Northern lightsThe forecasters have got better at predicting the weather. They still get it wrong however, to our annoyance. Unfortunately there are too many variables affecting weather to ensure completely accurate predictions, especially more than one or two days in advance but, complicating matters further, weather is also chaotic.

This is a technical term used to describe systems that are incredibly sensitive to initial conditions. In principle we should be able to work out what the weather will do next week based on what the situation is today. However, make one tiny change to today’s situation and next week’s weather could turn out completely different. By ‘tiny’, I mean extraordinarily tiny. This idea has been best understood as 'The Butterfly Effect' - a butterfly flaps its wings in Europe and creates a storm in America. Prof George Rowlands, of the University of Warwick Physics Department, explains: “Chaos comes out of equations where a tiny error in the initial conditions propagates out like an explosion.”

Weather in outer space is similarly chaotic, as those who are burdened with the task of forecasting know. It is not rain that they watch out for, however, but plasma showers. The sun expels particles continuously, some of which travel in our direction, and arrive at earth 3 days later. “They are like hot little bullets. They cause havoc for the commercial satellites that orbit earth; they destroy the radio transmitters so when plasma storms are coming the equipment needs to be turned off and protected - just like when you turn off the TV when lightening is about.”

It is technically complicated to predict the timing and density of these storms. The stream leaving the sun very soon becomes turbulent, which is another technical term used to describe complicated situations. A modern way physicists have come to understand turbulent phenomena relies on fractal theory. Fractal theory supposes that a very complicated situation arises from a very simple process happening again and again. If we imagine a trunk that grows two stalks. Each stalk then behaves like a trunk and grows two more stalks. Soon a many-branched tree results. The challenge therefore is to work out what simple rule governs the plasma streams.

 

It is in fact the very same particles that are responsible for the Northern Lights. As the particles rips through our atmosphere light is produced; when enough particles make this journey together the phenomenon of the aurorae occurs. But that does not explain why the light only appears in the far north: “When the plasma stream approaches earth it is diverted around the earth by the magnetic field. As they are diverted all hell breaks loose, it is very chaotic. The same phenomenon occurs at the southern tip as well, it's just there is no one there to witness it.” In fact any planet with a magnetic field will have their own version of the Northern Lights: “When I saw the image of Jupiter’s Northern Lights I was very impressed.”

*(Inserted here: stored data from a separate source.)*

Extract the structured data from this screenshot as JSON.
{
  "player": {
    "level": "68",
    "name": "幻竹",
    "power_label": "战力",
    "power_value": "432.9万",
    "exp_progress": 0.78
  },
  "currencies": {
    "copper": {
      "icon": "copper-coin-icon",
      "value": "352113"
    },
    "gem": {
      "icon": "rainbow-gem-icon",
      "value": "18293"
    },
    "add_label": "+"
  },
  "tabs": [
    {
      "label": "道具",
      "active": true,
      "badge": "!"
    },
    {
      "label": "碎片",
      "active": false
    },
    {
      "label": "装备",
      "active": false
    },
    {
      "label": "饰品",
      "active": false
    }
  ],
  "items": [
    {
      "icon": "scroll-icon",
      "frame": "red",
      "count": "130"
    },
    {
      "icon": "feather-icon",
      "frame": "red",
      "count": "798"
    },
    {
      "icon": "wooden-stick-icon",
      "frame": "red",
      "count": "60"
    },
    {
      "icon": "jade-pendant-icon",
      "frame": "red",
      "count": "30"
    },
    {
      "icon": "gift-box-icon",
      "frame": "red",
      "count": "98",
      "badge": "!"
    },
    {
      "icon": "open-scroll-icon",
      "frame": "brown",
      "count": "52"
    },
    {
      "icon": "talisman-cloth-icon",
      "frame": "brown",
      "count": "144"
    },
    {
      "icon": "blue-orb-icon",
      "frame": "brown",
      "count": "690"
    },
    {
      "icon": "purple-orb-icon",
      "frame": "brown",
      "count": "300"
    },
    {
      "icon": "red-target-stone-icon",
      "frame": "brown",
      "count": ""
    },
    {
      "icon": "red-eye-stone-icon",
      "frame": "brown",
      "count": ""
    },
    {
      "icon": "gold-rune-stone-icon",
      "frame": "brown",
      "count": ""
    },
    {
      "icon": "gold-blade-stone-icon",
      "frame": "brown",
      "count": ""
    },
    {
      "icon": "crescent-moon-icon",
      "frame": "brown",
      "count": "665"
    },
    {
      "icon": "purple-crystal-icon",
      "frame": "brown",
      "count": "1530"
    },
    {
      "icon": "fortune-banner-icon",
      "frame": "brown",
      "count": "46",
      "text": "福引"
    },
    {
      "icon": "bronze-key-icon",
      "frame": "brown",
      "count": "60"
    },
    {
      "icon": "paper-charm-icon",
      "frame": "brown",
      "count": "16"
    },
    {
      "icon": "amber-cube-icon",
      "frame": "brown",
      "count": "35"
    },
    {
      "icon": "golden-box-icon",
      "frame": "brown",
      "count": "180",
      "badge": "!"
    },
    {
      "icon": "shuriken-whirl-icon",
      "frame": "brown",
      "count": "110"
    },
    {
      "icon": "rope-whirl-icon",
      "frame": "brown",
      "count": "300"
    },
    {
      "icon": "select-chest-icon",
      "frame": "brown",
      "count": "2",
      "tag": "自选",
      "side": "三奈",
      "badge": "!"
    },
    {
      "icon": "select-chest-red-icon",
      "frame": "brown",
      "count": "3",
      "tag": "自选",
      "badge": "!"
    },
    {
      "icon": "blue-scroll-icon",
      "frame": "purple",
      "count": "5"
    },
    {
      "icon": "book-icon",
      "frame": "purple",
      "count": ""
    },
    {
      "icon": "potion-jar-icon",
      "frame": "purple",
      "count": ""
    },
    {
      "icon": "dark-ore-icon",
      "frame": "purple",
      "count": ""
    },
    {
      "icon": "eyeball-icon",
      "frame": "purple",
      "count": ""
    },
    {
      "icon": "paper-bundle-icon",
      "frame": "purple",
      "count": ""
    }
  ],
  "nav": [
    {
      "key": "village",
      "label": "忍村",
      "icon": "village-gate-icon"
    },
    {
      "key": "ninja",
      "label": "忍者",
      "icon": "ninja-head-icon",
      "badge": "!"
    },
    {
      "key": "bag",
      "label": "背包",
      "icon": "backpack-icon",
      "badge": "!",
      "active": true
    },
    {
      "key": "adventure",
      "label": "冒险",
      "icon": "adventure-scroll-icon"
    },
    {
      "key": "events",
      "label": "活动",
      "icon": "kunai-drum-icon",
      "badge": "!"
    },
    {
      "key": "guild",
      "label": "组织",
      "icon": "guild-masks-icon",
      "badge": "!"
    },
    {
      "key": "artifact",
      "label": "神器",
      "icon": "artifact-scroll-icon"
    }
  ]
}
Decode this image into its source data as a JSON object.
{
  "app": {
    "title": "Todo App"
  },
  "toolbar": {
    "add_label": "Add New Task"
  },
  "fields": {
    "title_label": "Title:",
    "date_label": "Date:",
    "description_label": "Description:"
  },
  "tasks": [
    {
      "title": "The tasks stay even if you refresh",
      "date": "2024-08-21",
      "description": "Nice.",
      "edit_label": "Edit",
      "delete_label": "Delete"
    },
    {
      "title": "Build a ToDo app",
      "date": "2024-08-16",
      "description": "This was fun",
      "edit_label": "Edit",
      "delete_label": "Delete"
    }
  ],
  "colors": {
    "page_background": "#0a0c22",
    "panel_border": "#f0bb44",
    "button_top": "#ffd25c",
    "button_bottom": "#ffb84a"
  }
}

Although Prof Rowlands is aware of these applications of his work, as a theoretical physicist, he is specifically interested in modelling the behaviour of plasma mathematically: “Fundamentally we would like to know what is happening in the sun. The only way we can find out is to observe - we cannot send anyone in. In recent years there have been some fantastic satellite pictures. It is literally erupting like a volcano and throwing out these particles everywhere.”


Professor George RowlandsGeorge Rowland is a professor in the Department of Physics at Warwick. His research interests include theories of non-linear and chaotic systems. In 2001 he was awarded a Leverhulme Emeritus Fellowship. In 2006 he was awarded the Andrzeja Sottana Medal for distinguished research with the theory group of the Sottan Institute for Nuclear Studies in Poland. Prof Rowlands is the only non-Polish recipient ever to have been honoured in this manner.